La idea propuesta por Walrus es diferente. En su diseño, se esfuerzan por hacer que los costos de almacenamiento sean más estables y predecibles en términos de moneda fiduciaria. En pocas palabras, separan el "costo de uso" de la "volatilidad del precio de la moneda", haciendo que el almacenamiento sea un servicio básico similar al agua, electricidad o gas, en lugar de una apuesta que puede duplicarse cada día. Aquí, la palabra clave es "lo más posible"—no se trata de prometer una ancla perfecta, sino de decir la verdad: nuestra filosofía de producto es que la facturación debe estar cerca de la realidad. Lo que realmente preocupa a los usuarios es "¿Cuánto me costará guardar esto durante un año?", no "¿Cómo está el sentimiento del Gas en la cadena hoy?".

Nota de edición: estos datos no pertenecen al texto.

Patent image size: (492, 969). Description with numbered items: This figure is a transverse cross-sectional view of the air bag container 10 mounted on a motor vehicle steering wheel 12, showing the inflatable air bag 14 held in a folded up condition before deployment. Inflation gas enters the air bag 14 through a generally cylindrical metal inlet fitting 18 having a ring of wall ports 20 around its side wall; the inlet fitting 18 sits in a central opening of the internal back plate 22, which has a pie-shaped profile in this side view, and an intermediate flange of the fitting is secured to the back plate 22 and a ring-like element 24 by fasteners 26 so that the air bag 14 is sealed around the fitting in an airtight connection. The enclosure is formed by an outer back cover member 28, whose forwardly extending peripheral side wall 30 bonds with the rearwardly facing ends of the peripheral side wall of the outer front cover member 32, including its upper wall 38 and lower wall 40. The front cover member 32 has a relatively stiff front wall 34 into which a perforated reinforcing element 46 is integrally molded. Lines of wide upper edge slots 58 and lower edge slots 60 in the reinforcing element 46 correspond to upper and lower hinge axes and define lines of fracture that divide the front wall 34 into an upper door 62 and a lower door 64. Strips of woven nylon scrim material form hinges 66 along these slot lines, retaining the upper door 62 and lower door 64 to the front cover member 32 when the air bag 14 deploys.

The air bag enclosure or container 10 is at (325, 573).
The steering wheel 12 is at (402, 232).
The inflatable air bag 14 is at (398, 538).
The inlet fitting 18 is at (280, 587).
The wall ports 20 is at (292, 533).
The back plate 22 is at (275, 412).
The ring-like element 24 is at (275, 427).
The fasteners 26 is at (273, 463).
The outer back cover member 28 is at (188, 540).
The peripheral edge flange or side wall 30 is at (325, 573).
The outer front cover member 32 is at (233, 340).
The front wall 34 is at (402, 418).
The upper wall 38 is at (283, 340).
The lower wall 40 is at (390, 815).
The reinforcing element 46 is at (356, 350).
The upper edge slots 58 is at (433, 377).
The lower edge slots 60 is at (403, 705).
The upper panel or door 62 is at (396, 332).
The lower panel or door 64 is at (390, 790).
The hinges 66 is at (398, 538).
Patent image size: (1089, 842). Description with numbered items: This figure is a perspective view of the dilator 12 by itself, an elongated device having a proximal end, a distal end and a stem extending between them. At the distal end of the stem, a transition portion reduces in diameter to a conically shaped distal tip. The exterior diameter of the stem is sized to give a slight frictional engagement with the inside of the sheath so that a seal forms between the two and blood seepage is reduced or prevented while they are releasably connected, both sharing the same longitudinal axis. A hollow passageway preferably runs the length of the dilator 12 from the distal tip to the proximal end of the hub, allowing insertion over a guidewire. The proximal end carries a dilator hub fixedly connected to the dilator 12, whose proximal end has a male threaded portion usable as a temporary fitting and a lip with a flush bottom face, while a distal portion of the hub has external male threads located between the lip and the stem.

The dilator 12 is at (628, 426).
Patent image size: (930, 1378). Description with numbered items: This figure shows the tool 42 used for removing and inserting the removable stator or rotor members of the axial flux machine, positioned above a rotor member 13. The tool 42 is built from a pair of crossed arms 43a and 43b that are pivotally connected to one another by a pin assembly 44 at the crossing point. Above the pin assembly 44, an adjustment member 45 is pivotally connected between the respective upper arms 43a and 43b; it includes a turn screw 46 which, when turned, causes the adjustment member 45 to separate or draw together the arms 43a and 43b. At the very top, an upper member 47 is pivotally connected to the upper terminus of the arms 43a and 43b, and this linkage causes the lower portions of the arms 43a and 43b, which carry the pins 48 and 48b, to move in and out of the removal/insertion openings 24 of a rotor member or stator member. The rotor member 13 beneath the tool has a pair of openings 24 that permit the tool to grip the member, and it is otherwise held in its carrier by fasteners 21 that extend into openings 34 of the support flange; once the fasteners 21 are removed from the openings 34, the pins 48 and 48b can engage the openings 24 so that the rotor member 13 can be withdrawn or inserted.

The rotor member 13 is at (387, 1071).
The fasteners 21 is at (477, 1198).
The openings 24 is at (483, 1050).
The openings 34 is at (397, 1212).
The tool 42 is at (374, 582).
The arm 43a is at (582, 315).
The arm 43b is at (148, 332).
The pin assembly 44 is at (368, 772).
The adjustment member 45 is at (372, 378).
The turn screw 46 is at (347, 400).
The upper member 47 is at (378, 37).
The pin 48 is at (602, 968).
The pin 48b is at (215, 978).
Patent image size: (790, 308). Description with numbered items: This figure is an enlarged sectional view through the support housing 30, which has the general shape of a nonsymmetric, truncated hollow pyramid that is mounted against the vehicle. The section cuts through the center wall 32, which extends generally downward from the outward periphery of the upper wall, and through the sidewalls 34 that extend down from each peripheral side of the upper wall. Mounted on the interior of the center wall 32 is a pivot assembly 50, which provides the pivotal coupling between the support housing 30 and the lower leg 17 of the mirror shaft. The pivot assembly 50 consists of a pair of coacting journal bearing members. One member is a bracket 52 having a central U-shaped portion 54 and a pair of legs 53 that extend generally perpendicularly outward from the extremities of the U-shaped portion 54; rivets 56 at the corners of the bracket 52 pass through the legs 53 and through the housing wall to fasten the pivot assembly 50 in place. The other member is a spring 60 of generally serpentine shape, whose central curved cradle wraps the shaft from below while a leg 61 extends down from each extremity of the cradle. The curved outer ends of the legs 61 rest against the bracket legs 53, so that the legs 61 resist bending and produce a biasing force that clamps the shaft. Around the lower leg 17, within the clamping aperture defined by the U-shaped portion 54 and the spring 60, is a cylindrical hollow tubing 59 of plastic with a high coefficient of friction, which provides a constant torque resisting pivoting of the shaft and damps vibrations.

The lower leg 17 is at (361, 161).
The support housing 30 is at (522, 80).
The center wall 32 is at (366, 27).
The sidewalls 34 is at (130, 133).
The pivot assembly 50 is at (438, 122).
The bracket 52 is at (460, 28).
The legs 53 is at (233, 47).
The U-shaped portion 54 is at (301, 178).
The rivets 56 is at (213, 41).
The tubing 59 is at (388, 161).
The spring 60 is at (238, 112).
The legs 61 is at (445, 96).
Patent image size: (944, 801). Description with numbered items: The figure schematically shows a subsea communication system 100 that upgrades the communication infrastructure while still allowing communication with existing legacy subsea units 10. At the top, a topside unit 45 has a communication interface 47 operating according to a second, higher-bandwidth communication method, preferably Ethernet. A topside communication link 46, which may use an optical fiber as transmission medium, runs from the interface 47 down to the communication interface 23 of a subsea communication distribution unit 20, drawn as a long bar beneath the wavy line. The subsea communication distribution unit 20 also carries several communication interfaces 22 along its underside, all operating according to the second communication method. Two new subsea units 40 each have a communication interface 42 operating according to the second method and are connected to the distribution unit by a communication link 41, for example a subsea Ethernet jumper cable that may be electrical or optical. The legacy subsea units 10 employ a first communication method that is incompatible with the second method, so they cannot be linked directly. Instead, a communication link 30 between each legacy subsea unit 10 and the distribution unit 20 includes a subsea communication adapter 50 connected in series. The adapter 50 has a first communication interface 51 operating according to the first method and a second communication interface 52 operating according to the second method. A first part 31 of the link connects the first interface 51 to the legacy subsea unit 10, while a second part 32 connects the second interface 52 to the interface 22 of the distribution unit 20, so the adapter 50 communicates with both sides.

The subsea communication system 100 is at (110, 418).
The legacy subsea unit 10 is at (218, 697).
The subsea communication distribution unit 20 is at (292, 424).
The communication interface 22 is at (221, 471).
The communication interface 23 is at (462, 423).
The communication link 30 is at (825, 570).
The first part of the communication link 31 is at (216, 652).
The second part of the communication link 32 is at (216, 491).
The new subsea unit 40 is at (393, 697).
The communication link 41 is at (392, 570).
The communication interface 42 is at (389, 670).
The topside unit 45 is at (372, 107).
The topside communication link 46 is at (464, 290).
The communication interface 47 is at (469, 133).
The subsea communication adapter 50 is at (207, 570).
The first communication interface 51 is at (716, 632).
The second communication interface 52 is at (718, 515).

Para los usuarios reales, esta diferencia es enorme. Cuando se trata de crear contenido, registrar transacciones o archivar datos, lo que más temen no es "gastar un poco más hoy", sino "que de repente mañana cueste diez veces más". Solo con costos previsibles se puede sostener una aplicación a largo plazo, y eso es exactamente lo que un protocolo de almacenamiento debería ofrecer.